You can reduce the administrative overhead associated with assigning and scheduling audits with software programs which ensure that all levels of staff from across the organization are participating in the LPA system. For example, manufacturing software allows you to easily build a schedule where first-level supervisors are performing audits on every shift while top-level management representatives, such as a plant manager, complete at least one audit per week.

Utilize Real-time Data

With paper-based audits, the results are difficult to view and share. Transferring your LPA results to an electronic format is labor intensive. Management software allows you to:

  • view audit and inspection results in real time,
  • compare current and historical results, and
  • share reports throughout your organization.

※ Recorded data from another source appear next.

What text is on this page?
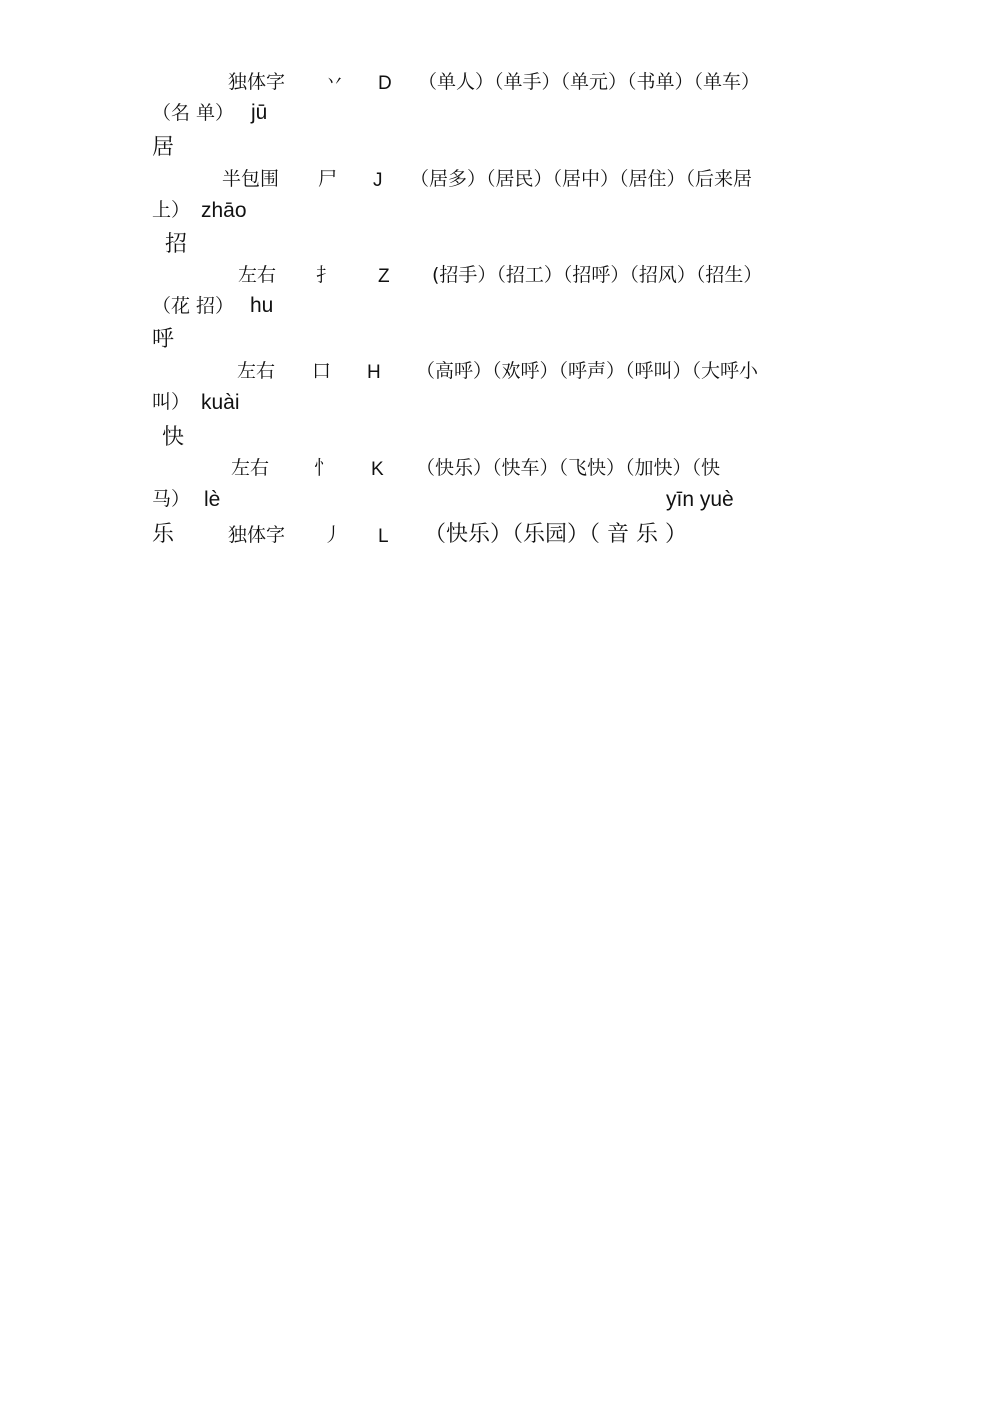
独体字 丷 D （单人）（单手）（单元）（书单）（单车）
（名 单） jū
居
半包围 尸 J （居多）（居民）（居中）（居住）（后来居
上） zhāo
招
左右 扌 Z (招手）（招工）（招呼）（招风）（招生）
（花 招） hu
呼
左右 口 H （高呼）（欢呼）（呼声）（呼叫）（大呼小
叫） kuài
快
左右 忄 K （快乐）（快车）（飞快）（加快）（快
马） lè
乐
yīn yuè
独体字 丿 L （快乐）（乐园）（ 音 乐 ）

Robust dashboard metrics that enable users to view reports in real-time help to maximize the value of your LPA audits by driving improvement to meet key performance measures. After all, monitoring metrics builds accountability across the organization.

Close your quality loop

A good LPA identifies non-conformances and provides a mechanism to correct or prevent problems that are systemic. Uncovering the reasons for why a nonconformance occurs is essential for developing effective recommendations for improvement. In most cases, you don’t know immediately what corrective actions are necessary to prevent an error from happening again and potentially affecting product quality. Generally, mistakes don’t just happen, but rather can be traced back to some well-defined causes.

Manufacturing software, by providing real-time data, helps uncover the root causes of a nonconformance. This up-to-the-minute reporting serves as the foundation for a robust corrective action and preventive action (CAPA) program—a key element in creating a culture of continuous improvement. When you are able to utilize your CAPA program to identify root causes, you can pinpoint opportunities for improvement and thus prevent problems before they affect production and your bottom line.

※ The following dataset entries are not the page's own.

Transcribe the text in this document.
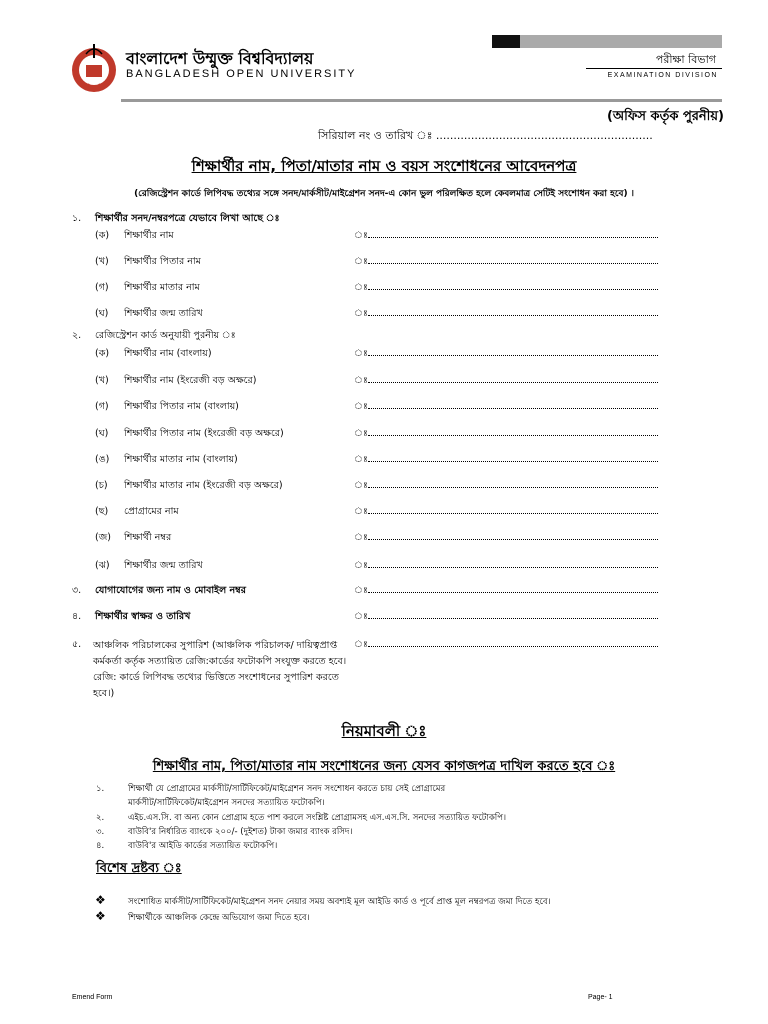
বাংলাদেশ উম্মুক্ত বিশ্ববিদ্যালয়
BANGLADESH OPEN UNIVERSITY
পরীক্ষা বিভাগ
EXAMINATION DIVISION
(অফিস কর্তৃক পুরনীয়)
সিরিয়াল নং ও তারিখ ঃ ..............................................................
শিক্ষার্থীর নাম, পিতা/মাতার নাম ও বয়স সংশোধনের আবেদনপত্র
(রেজিস্ট্রেশন কার্ডে লিপিবদ্ধ তথ্যের সঙ্গে সনদ/মার্কসীট/মাইগ্রেশন সনদ-এ কোন ভুল পরিলক্ষিত হলে কেবলমাত্র সেটিই সংশোধন করা হবে) ।
১. শিক্ষার্থীর সনদ/নম্বরপত্রে যেভাবে লিখা আছে ঃ
(ক) শিক্ষার্থীর নাম	ঃ
(খ) শিক্ষার্থীর পিতার নাম	ঃ
(গ) শিক্ষার্থীর মাতার নাম	ঃ
(ঘ) শিক্ষার্থীর জন্ম তারিখ	ঃ
২. রেজিস্ট্রেশন কার্ড অনুযায়ী পুরনীয় ঃ
(ক) শিক্ষার্থীর নাম (বাংলায়)	ঃ
(খ) শিক্ষার্থীর নাম (ইংরেজী বড় অক্ষরে)	ঃ
(গ) শিক্ষার্থীর পিতার নাম (বাংলায়)	ঃ
(ঘ) শিক্ষার্থীর পিতার নাম (ইংরেজী বড় অক্ষরে)	ঃ
(ঙ) শিক্ষার্থীর মাতার নাম (বাংলায়)	ঃ
(চ) শিক্ষার্থীর মাতার নাম (ইংরেজী বড় অক্ষরে)	ঃ
(ছ) প্রোগ্রামের নাম	ঃ
(জ) শিক্ষার্থী নম্বর	ঃ
(ঝ) শিক্ষার্থীর জন্ম তারিখ	ঃ
৩. যোগাযোগের জন্য নাম ও মোবাইল নম্বর	ঃ
৪. শিক্ষার্থীর স্বাক্ষর ও তারিখ	ঃ
৫.	ঃ
আঞ্চলিক পরিচালকের সুপারিশ (আঞ্চলিক পরিচালক/ দায়িত্বপ্রাপ্ত কর্মকর্তা কর্তৃক সত্যায়িত রেজি:কার্ডের ফটোকপি সংযুক্ত করতে হবে। রেজি: কার্ডে লিপিবদ্ধ তথ্যের ভিত্তিতে সংশোধনের সুপারিশ করতে হবে।)
নিয়মাবলী ঃ
শিক্ষার্থীর নাম, পিতা/মাতার নাম সংশোধনের জন্য যেসব কাগজপত্র দাখিল করতে হবে ঃ
১.	শিক্ষার্থী যে প্রোগ্রামের মার্কসীট/সার্টিফিকেট/মাইগ্রেশন সনদ সংশোধন করতে চায় সেই প্রোগ্রামের
মার্কসীট/সার্টিফিকেট/মাইগ্রেশন সনদের সত্যায়িত ফটোকপি।
২.	এইচ.এস.সি. বা অন্য কোন প্রোগ্রাম হতে পাশ করলে সংশ্লিষ্ট প্রোগ্রামসহ এস.এস.সি. সনদের সত্যায়িত ফটোকপি।
৩.	বাউবি'র নির্ধারিত ব্যাংকে ২০০/- (দুইশত) টাকা জমার ব্যাংক রসিদ।
৪.	বাউবি'র আইডি কার্ডের সত্যায়িত ফটোকপি।
বিশেষ দ্রষ্টব্য ঃ
❖	সংশোধিত মার্কসীট/সার্টিফিকেট/মাইগ্রেশন সনদ নেয়ার সময় অবশ্যই মূল আইডি কার্ড ও পূর্বে প্রাপ্ত মূল নম্বরপত্র জমা দিতে হবে।
❖	শিক্ষার্থীকে আঞ্চলিক কেন্দ্রে অভিযোগ জমা দিতে হবে।
Emend Form	Page- 1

For an LPA to help close your quality loop it must be followed by a plan to implement and monitor corrective actions. With paper-based audits, nonconformances are easily lost in the paperwork shuffle. Manufacturing software allows you to build in follow-up audit questions to ensure that problem-solving solutions (corrective actions) are held in place to prevent your staff from fixing the same problem multiple times. This helps ensure the needed consistency and follow through between audit findings and corrective actions. Software provides the ability to easily follow up on corrective actions and delivers alerts when CAs are complete and the quality loop is closed.

Could your LPA program benefit from the use of manufacturing software?